ELLEN LAWTON: We have families that we see, for example, who are diabetic, and when their utilities are shut off, they’re not able to keep their medicines refrigerated the way they’re supposed to, and as a result, they end up in the emergency room, instead of being able to administer some of these treatments at home.

Chairman of pediatrics Barry Zuckerman treated children with malnutrition who had been denied food stamps, and kids with ear infections who lived in homes with no heat. Treating the ear infection was easy, but there was little Zuckerman could do about the utility problem.
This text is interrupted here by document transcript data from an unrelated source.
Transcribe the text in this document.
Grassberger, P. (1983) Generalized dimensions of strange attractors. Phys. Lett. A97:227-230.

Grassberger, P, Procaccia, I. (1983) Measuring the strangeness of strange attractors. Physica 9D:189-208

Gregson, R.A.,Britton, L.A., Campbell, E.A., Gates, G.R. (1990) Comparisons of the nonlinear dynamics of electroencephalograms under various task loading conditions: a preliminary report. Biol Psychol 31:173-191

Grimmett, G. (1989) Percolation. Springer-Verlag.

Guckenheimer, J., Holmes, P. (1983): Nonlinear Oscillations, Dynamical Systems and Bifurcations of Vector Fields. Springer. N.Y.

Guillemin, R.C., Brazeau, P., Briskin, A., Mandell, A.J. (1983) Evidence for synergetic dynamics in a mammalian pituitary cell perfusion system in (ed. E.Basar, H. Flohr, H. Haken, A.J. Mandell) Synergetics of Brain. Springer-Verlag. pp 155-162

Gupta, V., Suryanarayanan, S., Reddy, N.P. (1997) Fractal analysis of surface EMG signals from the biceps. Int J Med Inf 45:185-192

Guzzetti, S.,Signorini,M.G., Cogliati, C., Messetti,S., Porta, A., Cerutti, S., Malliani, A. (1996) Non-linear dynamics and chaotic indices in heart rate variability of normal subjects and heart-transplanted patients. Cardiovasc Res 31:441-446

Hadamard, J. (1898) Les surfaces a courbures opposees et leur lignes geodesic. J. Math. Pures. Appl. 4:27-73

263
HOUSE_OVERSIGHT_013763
Then he hired a lawyer.

BARRY ZUCKERMAN: And that maybe these problems of poor people that are causing illness actually has legal remedies.

Say a disadvantaged child lives in an apartment with a leaky pipe. The landlord refuses to fix it, even though the leak is causing mold, and mold can trigger respiratory problems. That’s where the medical center’s staff attorney JoHanna Flacks comes in.
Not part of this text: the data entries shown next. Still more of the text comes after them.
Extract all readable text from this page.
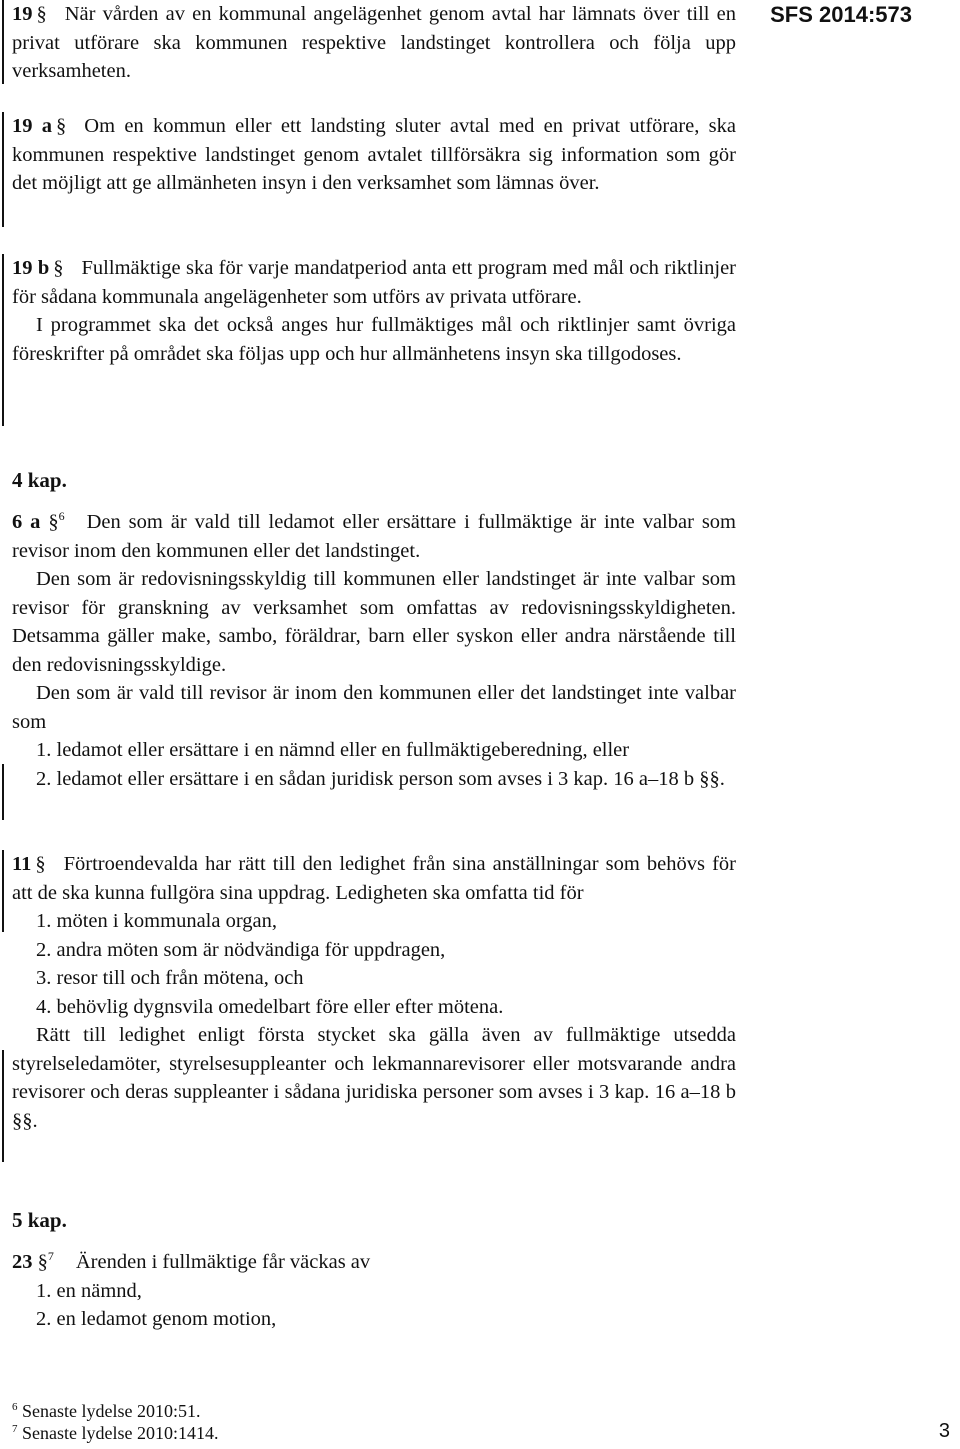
SFS 2014:573

19 § När vården av en kommunal angelägenhet genom avtal har lämnats över till en privat utförare ska kommunen respektive landstinget kontrollera och följa upp verksamheten.

19 a § Om en kommun eller ett landsting sluter avtal med en privat utförare, ska kommunen respektive landstinget genom avtalet tillförsäkra sig information som gör det möjligt att ge allmänheten insyn i den verksamhet som lämnas över.

19 b § Fullmäktige ska för varje mandatperiod anta ett program med mål och riktlinjer för sådana kommunala angelägenheter som utförs av privata utförare.

I programmet ska det också anges hur fullmäktiges mål och riktlinjer samt övriga föreskrifter på området ska följas upp och hur allmänhetens insyn ska tillgodoses.

4 kap.

6 a §$^6$ Den som är vald till ledamot eller ersättare i fullmäktige är inte valbar som revisor inom den kommunen eller det landstinget.

Den som är redovisningsskyldig till kommunen eller landstinget är inte valbar som revisor för granskning av verksamhet som omfattas av redovisningsskyldigheten. Detsamma gäller make, sambo, föräldrar, barn eller syskon eller andra närstående till den redovisningsskyldige.

Den som är vald till revisor är inom den kommunen eller det landstinget inte valbar som

1. ledamot eller ersättare i en nämnd eller en fullmäktigeberedning, eller

2. ledamot eller ersättare i en sådan juridisk person som avses i 3 kap. 16 a–18 b §§.

11 § Förtroendevalda har rätt till den ledighet från sina anställningar som behövs för att de ska kunna fullgöra sina uppdrag. Ledigheten ska omfatta tid för

1. möten i kommunala organ,

2. andra möten som är nödvändiga för uppdragen,

3. resor till och från mötena, och

4. behövlig dygnsvila omedelbart före eller efter mötena.

Rätt till ledighet enligt första stycket ska gälla även av fullmäktige utsedda styrelseledamöter, styrelsesuppleanter och lekmannarevisorer eller motsvarande andra revisorer och deras suppleanter i sådana juridiska personer som avses i 3 kap. 16 a–18 b §§.

5 kap.

23 §$^7$ Ärenden i fullmäktige får väckas av

1. en nämnd,

2. en ledamot genom motion,

$^6$ Senaste lydelse 2010:51.
$^7$ Senaste lydelse 2010:1414.	3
JOHANNA FLACKS: There are landlords who will not respond until the matter is ratcheted up to one that is officially legal in nature.

Or economic. Doctor Zuckerman says slumlords will only make improvements if it’s more expensive not to.

ZUCKERMAN: They have a choice to make. They can either spend the $50 and fix the leaky pipe and clean it up, or they can go to court with a lawyer, and they certainly don’t want to do the latter. It’s too expensive.

In her small apartment in Northern California, Angelica, a Mexican immigrant, cooks for her three children. The three-year-old twins have Cabbage Patch dolls and plastic horses to play with. Until recently, the floor where the kids play threatened the health of her seven-year-old son. He has asthma, and suffered allergies and headaches. Angelica took him to a doctor who told her to tear out the old carpet.

ANGELICA: I asked the manager to remove the old carpet from the apartment, but the manager wouldn’t do it.

That’s when her doctor put Angelica in touch with a lawyer through Peninsula Family Advocacy Program. The lawyer contacted the apartment manager. Next thing you know, that old carpet is gone — and her son?

ANGELICA: Much better. My son no longer suffers from headaches and allergies. With the help of the lawyer, everything is good.

The concept is catching on. Across the country there are more than 80 medical-legal partnerships. In addition to helping the poor, they can help hospitals recoup insurance dollars. Again, Doctor Zuckerman at Boston Medical Center.

ZUCKERMAN: So our lawyers, by helping out the patients, actually also accrues value in dollars to the hospital, because in many cases they can find that such-and-such a condition was covered, and the hospital should be paid for the services that was provided to the patient.

The partnerships can also boost a medical facility’s reputation, says staff attorney JoHanna Flacks.

FLACKS: They are investing in being able to say we perhaps have fewer emergency room admissions for our pediatric primary care patients.

Cutting back on ER visits isn’t just for kids. Medical-legal partnerships are being expanded to help cancer victims, geriatric patients and other vulnerable groups. All confronting healthcare problems with a doctor-lawyer one-two punch.

In Los Angeles, I’m Jeff Tyler for Marketplace.